Now that the team is getting healthy — it’s possible Bakhtiari, Bulaga, Daniels and House all will be available for the Cowboys game — McCarthy’s next challenge is to get all systems running at full capacity, something he couldn’t do until Week 12 last season when aspirations of home-field advantage turned into desperation to win the next game.
“When you're in a development and training, that's a very common pattern,” McCarthy said of having to restart the system. “You go into training camp feeling really good, then you have that dip, you're going to go through adversity.
“The most important thing is to keep the climb going into the most important part of the season. History will tell you that we've been able to do that.”
In many ways, the dip caused by injury has left the Packers as a team trying to find itself, although on the defensive side the emergence of rookie defensive backs Kevin King and Josh Jones has stabilized the secondary and given Capers freedom to play multiple personnel combinations.
Offensively, the Packers have not looked like the team that took off in the second half of the season last year. They rank 16th in total yards, 28th in rushing and 10th in passing.
Rodgers has three interceptions, including one returned for a touchdown, and has been sacked 15 times. He ranks eighth in passer rating (100.7), 16th in yards per attempt (7.2) and seventh in completion percentage (66.9).
Those are numbers he and the Packers will want to see improve, but they’re going to have to figure out what their offense is going to be and how they’re going to be more explosive with a short-area tight end, an oft-injured running back and no speed burner among their top four receivers.

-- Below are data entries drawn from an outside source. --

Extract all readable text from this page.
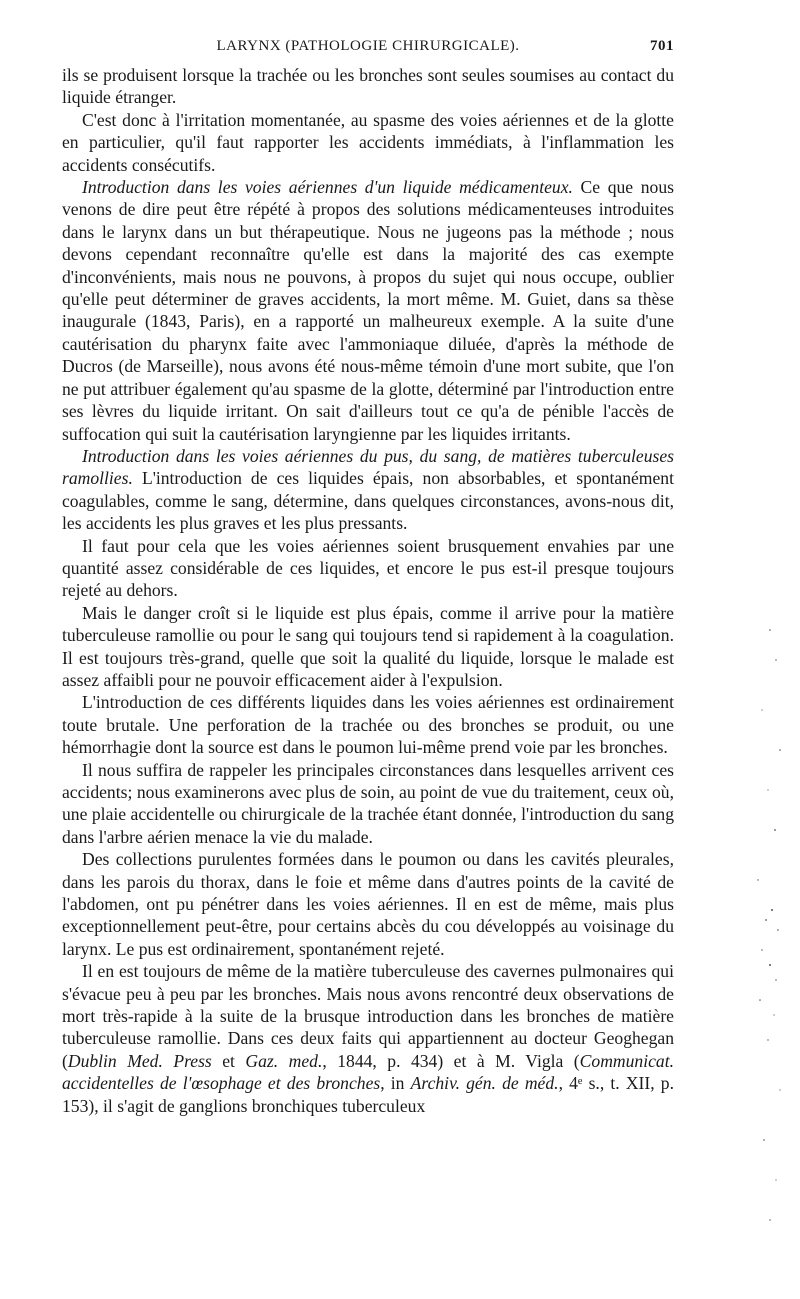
LARYNX (PATHOLOGIE CHIRURGICALE).	701

ils se produisent lorsque la trachée ou les bronches sont seules soumises au contact du liquide étranger.

C'est donc à l'irritation momentanée, au spasme des voies aériennes et de la glotte en particulier, qu'il faut rapporter les accidents immédiats, à l'inflammation les accidents consécutifs.

Introduction dans les voies aériennes d'un liquide médicamenteux. Ce que nous venons de dire peut être répété à propos des solutions médicamenteuses introduites dans le larynx dans un but thérapeutique. Nous ne jugeons pas la méthode ; nous devons cependant reconnaître qu'elle est dans la majorité des cas exempte d'inconvénients, mais nous ne pouvons, à propos du sujet qui nous occupe, oublier qu'elle peut déterminer de graves accidents, la mort même. M. Guiet, dans sa thèse inaugurale (1843, Paris), en a rapporté un malheureux exemple. A la suite d'une cautérisation du pharynx faite avec l'ammoniaque diluée, d'après la méthode de Ducros (de Marseille), nous avons été nous-même témoin d'une mort subite, que l'on ne put attribuer également qu'au spasme de la glotte, déterminé par l'introduction entre ses lèvres du liquide irritant. On sait d'ailleurs tout ce qu'a de pénible l'accès de suffocation qui suit la cautérisation laryngienne par les liquides irritants.

Introduction dans les voies aériennes du pus, du sang, de matières tuberculeuses ramollies. L'introduction de ces liquides épais, non absorbables, et spontanément coagulables, comme le sang, détermine, dans quelques circonstances, avons-nous dit, les accidents les plus graves et les plus pressants.

Il faut pour cela que les voies aériennes soient brusquement envahies par une quantité assez considérable de ces liquides, et encore le pus est-il presque toujours rejeté au dehors.

Mais le danger croît si le liquide est plus épais, comme il arrive pour la matière tuberculeuse ramollie ou pour le sang qui toujours tend si rapidement à la coagulation. Il est toujours très-grand, quelle que soit la qualité du liquide, lorsque le malade est assez affaibli pour ne pouvoir efficacement aider à l'expulsion.

L'introduction de ces différents liquides dans les voies aériennes est ordinairement toute brutale. Une perforation de la trachée ou des bronches se produit, ou une hémorrhagie dont la source est dans le poumon lui-même prend voie par les bronches.

Il nous suffira de rappeler les principales circonstances dans lesquelles arrivent ces accidents; nous examinerons avec plus de soin, au point de vue du traitement, ceux où, une plaie accidentelle ou chirurgicale de la trachée étant donnée, l'introduction du sang dans l'arbre aérien menace la vie du malade.

Des collections purulentes formées dans le poumon ou dans les cavités pleurales, dans les parois du thorax, dans le foie et même dans d'autres points de la cavité de l'abdomen, ont pu pénétrer dans les voies aériennes. Il en est de même, mais plus exceptionnellement peut-être, pour certains abcès du cou développés au voisinage du larynx. Le pus est ordinairement, spontanément rejeté.

Il en est toujours de même de la matière tuberculeuse des cavernes pulmonaires qui s'évacue peu à peu par les bronches. Mais nous avons rencontré deux observations de mort très-rapide à la suite de la brusque introduction dans les bronches de matière tuberculeuse ramollie. Dans ces deux faits qui appartiennent au docteur Geoghegan (Dublin Med. Press et Gaz. med., 1844, p. 434) et à M. Vigla (Communicat. accidentelles de l'œsophage et des bronches, in Archiv. gén. de méd., 4ᵉ s., t. XII, p. 153), il s'agit de ganglions bronchiques tuberculeux
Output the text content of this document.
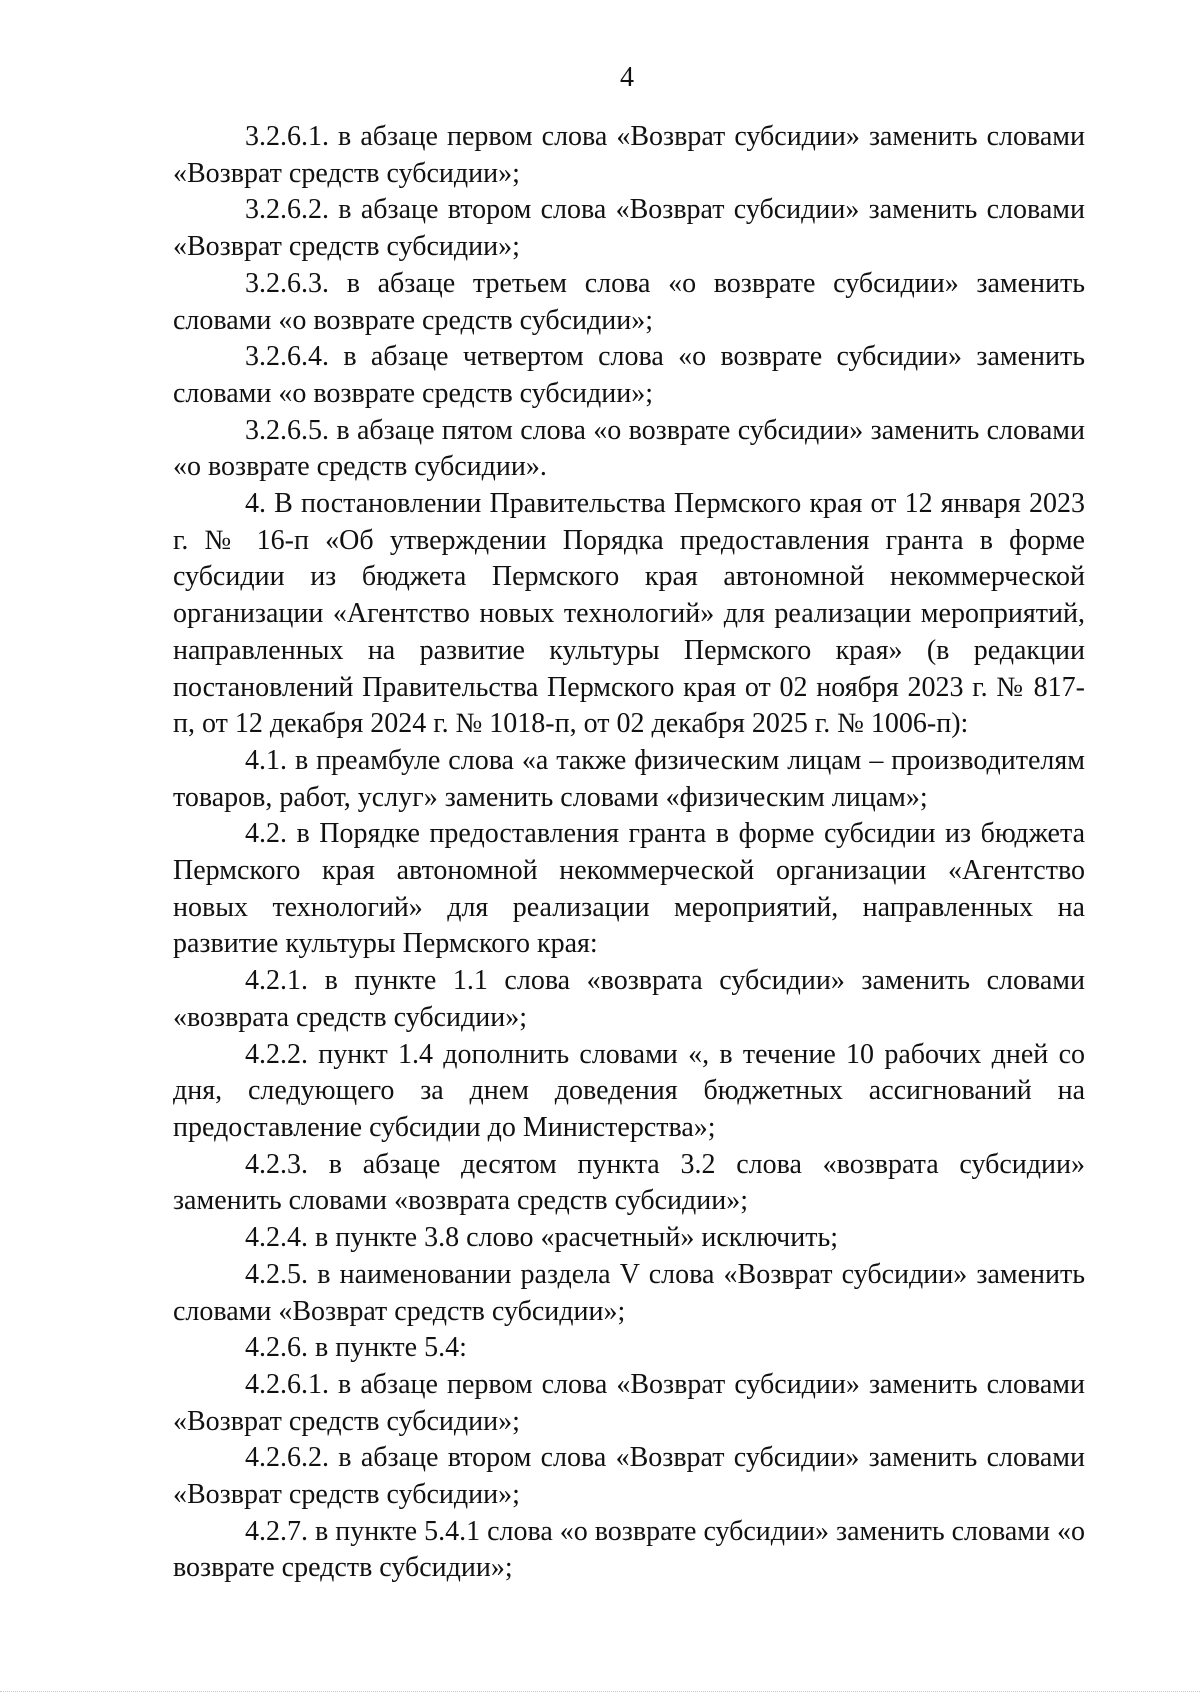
4

3.2.6.1. в абзаце первом слова «Возврат субсидии» заменить словами «Возврат средств субсидии»;

3.2.6.2. в абзаце втором слова «Возврат субсидии» заменить словами «Возврат средств субсидии»;

3.2.6.3. в абзаце третьем слова «о возврате субсидии» заменить словами «о возврате средств субсидии»;

3.2.6.4. в абзаце четвертом слова «о возврате субсидии» заменить словами «о возврате средств субсидии»;

3.2.6.5. в абзаце пятом слова «о возврате субсидии» заменить словами «о возврате средств субсидии».

4. В постановлении Правительства Пермского края от 12 января 2023 г. № 16-п «Об утверждении Порядка предоставления гранта в форме субсидии из бюджета Пермского края автономной некоммерческой организации «Агентство новых технологий» для реализации мероприятий, направленных на развитие культуры Пермского края» (в редакции постановлений Правительства Пермского края от 02 ноября 2023 г. № 817-п, от 12 декабря 2024 г. № 1018-п, от 02 декабря 2025 г. № 1006-п):

4.1. в преамбуле слова «а также физическим лицам – производителям товаров, работ, услуг» заменить словами «физическим лицам»;

4.2. в Порядке предоставления гранта в форме субсидии из бюджета Пермского края автономной некоммерческой организации «Агентство новых технологий» для реализации мероприятий, направленных на развитие культуры Пермского края:

4.2.1. в пункте 1.1 слова «возврата субсидии» заменить словами «возврата средств субсидии»;

4.2.2. пункт 1.4 дополнить словами «, в течение 10 рабочих дней со дня, следующего за днем доведения бюджетных ассигнований на предоставление субсидии до Министерства»;

4.2.3. в абзаце десятом пункта 3.2 слова «возврата субсидии» заменить словами «возврата средств субсидии»;

4.2.4. в пункте 3.8 слово «расчетный» исключить;

4.2.5. в наименовании раздела V слова «Возврат субсидии» заменить словами «Возврат средств субсидии»;

4.2.6. в пункте 5.4:

4.2.6.1. в абзаце первом слова «Возврат субсидии» заменить словами «Возврат средств субсидии»;

4.2.6.2. в абзаце втором слова «Возврат субсидии» заменить словами «Возврат средств субсидии»;

4.2.7. в пункте 5.4.1 слова «о возврате субсидии» заменить словами «о возврате средств субсидии»;
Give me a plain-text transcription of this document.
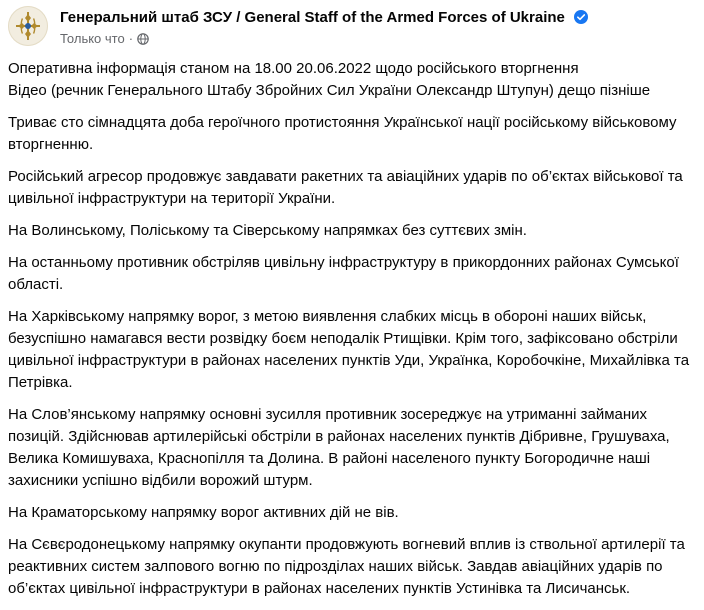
Генеральний штаб ЗСУ / General Staff of the Armed Forces of Ukraine
Только что ·

Оперативна інформація станом на 18.00 20.06.2022 щодо російського вторгнення
Відео (речник Генерального Штабу Збройних Сил України Олександр Штупун) дещо пізніше

Триває сто сімнадцята доба героїчного протистояння Української нації російському військовому вторгненню.

Російський агресор продовжує завдавати ракетних та авіаційних ударів по об’єктах військової та цивільної інфраструктури на території України.

На Волинському, Поліському та Сіверському напрямках без суттєвих змін.

На останньому противник обстріляв цивільну інфраструктуру в прикордонних районах Сумської області.

На Харківському напрямку ворог, з метою виявлення слабких місць в обороні наших військ, безуспішно намагався вести розвідку боєм неподалік Ртищівки. Крім того, зафіксовано обстріли цивільної інфраструктури в районах населених пунктів Уди, Українка, Коробочкіне, Михайлівка та Петрівка.

На Слов’янському напрямку основні зусилля противник зосереджує на утриманні займаних позицій. Здійснював артилерійські обстріли в районах населених пунктів Дібривне, Грушуваха, Велика Комишуваха, Краснопілля та Долина. В районі населеного пункту Богородичне наші захисники успішно відбили ворожий штурм.

На Краматорському напрямку ворог активних дій не вів.

На Сєвєродонецькому напрямку окупанти продовжують вогневий вплив із ствольної артилерії та реактивних систем залпового вогню по підрозділах наших військ. Завдав авіаційних ударів по об’єктах цивільної інфраструктури в районах населених пунктів Устинівка та Лисичанськ.
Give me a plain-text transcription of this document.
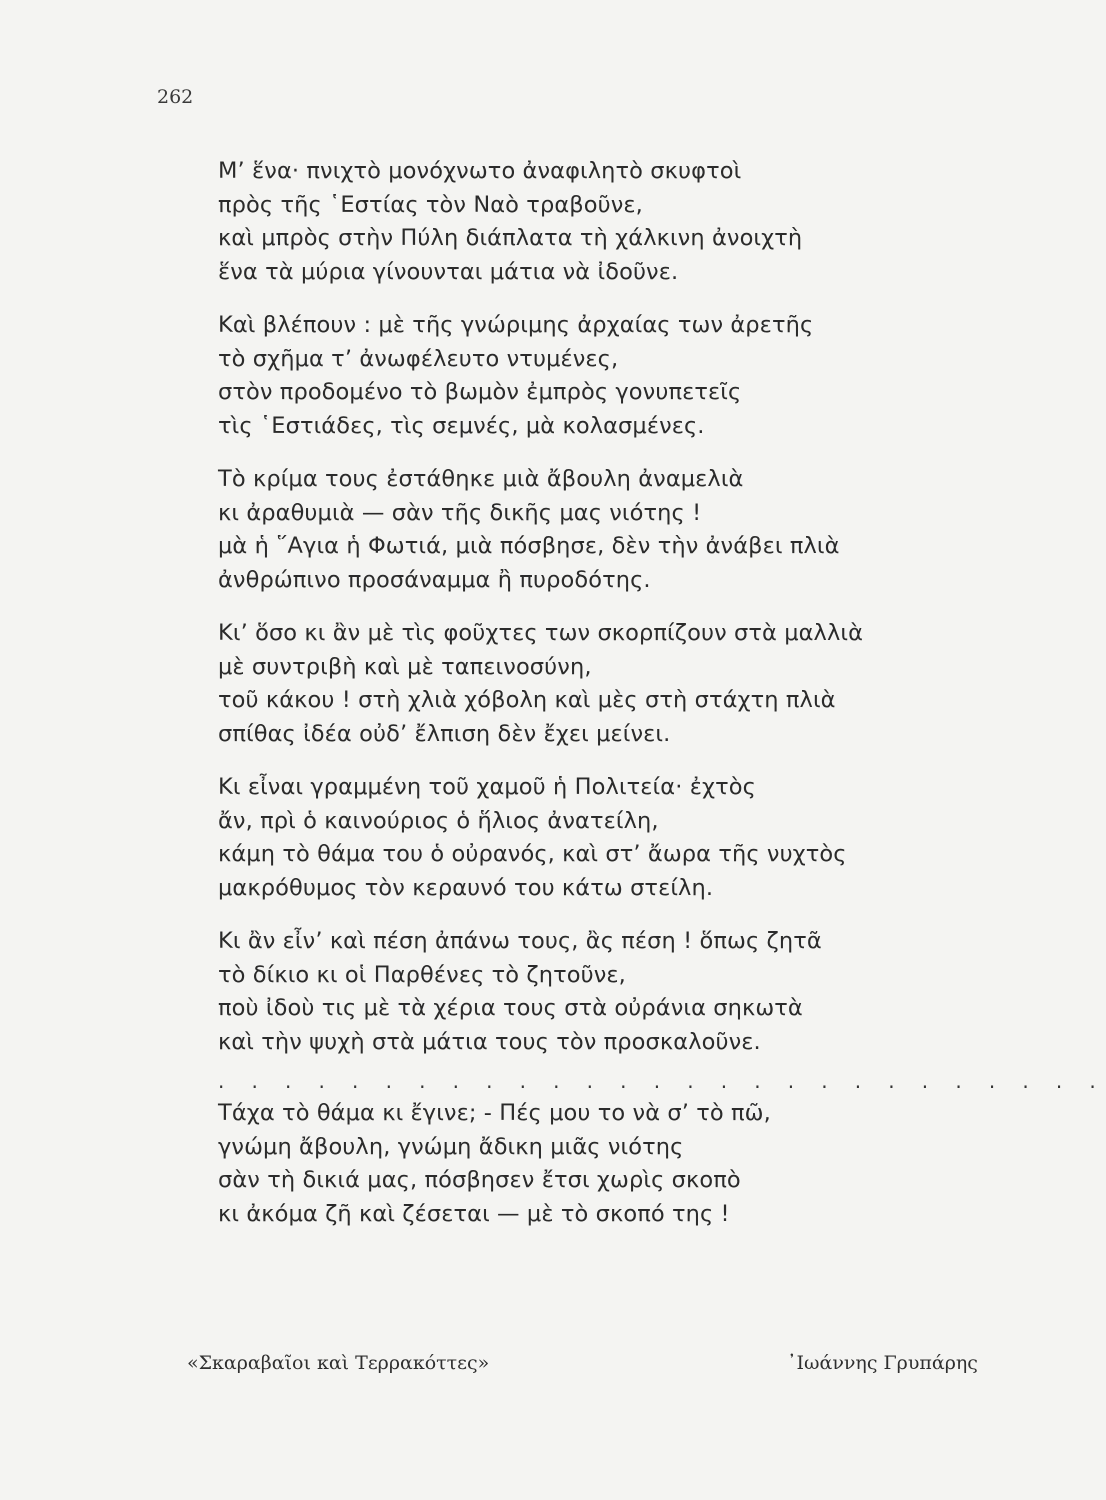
262
Μ’ ἕνα· πνιχτὸ μονόχνωτο ἀναφιλητὸ σκυφτοὶ
πρὸς τῆς ῾Εστίας τὸν Ναὸ τραβοῦνε,
καὶ μπρὸς στὴν Πύλη διάπλατα τὴ χάλκινη ἀνοιχτὴ
ἕνα τὰ μύρια γίνουνται μάτια νὰ ἰδοῦνε.
Καὶ βλέπουν : μὲ τῆς γνώριμης ἀρχαίας των ἀρετῆς
τὸ σχῆμα τ’ ἀνωφέλευτο ντυμένες,
στὸν προδομένο τὸ βωμὸν ἐμπρὸς γονυπετεῖς
τὶς ῾Εστιάδες, τὶς σεμνές, μὰ κολασμένες.
Τὸ κρίμα τους ἐστάθηκε μιὰ ἄβουλη ἀναμελιὰ
κι ἀραθυμιὰ — σὰν τῆς δικῆς μας νιότης !
μὰ ἡ ῞Αγια ἡ Φωτιά, μιὰ πόσβησε, δὲν τὴν ἀνάβει πλιὰ
ἀνθρώπινο προσάναμμα ἢ πυροδότης.
Κι’ ὅσο κι ἂν μὲ τὶς φοῦχτες των σκορπίζουν στὰ μαλλιὰ
μὲ συντριβὴ καὶ μὲ ταπεινοσύνη,
τοῦ κάκου ! στὴ χλιὰ χόβολη καὶ μὲς στὴ στάχτη πλιὰ
σπίθας ἰδέα οὐδ’ ἔλπιση δὲν ἔχει μείνει.
Κι εἶναι γραμμένη τοῦ χαμοῦ ἡ Πολιτεία· ἐχτὸς
ἄν, πρὶ ὁ καινούριος ὁ ἥλιος ἀνατείλη,
κάμη τὸ θάμα του ὁ οὐρανός, καὶ στ’ ἄωρα τῆς νυχτὸς
μακρόθυμος τὸν κεραυνό του κάτω στείλη.
Κι ἂν εἶν’ καὶ πέση ἀπάνω τους, ἂς πέση ! ὅπως ζητᾶ
τὸ δίκιο κι οἱ Παρθένες τὸ ζητοῦνε,
ποὺ ἰδοὺ τις μὲ τὰ χέρια τους στὰ οὐράνια σηκωτὰ
καὶ τὴν ψυχὴ στὰ μάτια τους τὸν προσκαλοῦνε.
. . . . . . . . . . . . . . . . . . . . . . . . . . .
Τάχα τὸ θάμα κι ἔγινε; - Πές μου το νὰ σ’ τὸ πῶ,
γνώμη ἄβουλη, γνώμη ἄδικη μιᾶς νιότης
σὰν τὴ δικιά μας, πόσβησεν ἔτσι χωρὶς σκοπὸ
κι ἀκόμα ζῆ καὶ ζέσεται — μὲ τὸ σκοπό της !
«Σκαραβαῖοι καὶ Τερρακόττες»	᾿Ιωάννης Γρυπάρης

“We’re still developing, we’re still improving,” offensive coordinator Edgar Bennett said. “But some of the things that we talk about as far as the starting point, obviously creating that play style, I think probably more than anything else, that’s what we want.”
Having Bakhtiari and Bulaga return full time will go a long way toward the offense being free to find itself. But much still must be learned about Montgomery’s durability, Martellus Bennett’s productivity and the long-term health of the entire unit.
All of it is much easier to accept when you’re 3-1.
“This is a tough league,” receiver Randall Cobb said. “To be 3-1 after four is good for us, obviously with the injuries and not playing to full capacity. But it’s a long season and anything can happen over the next two-three months.”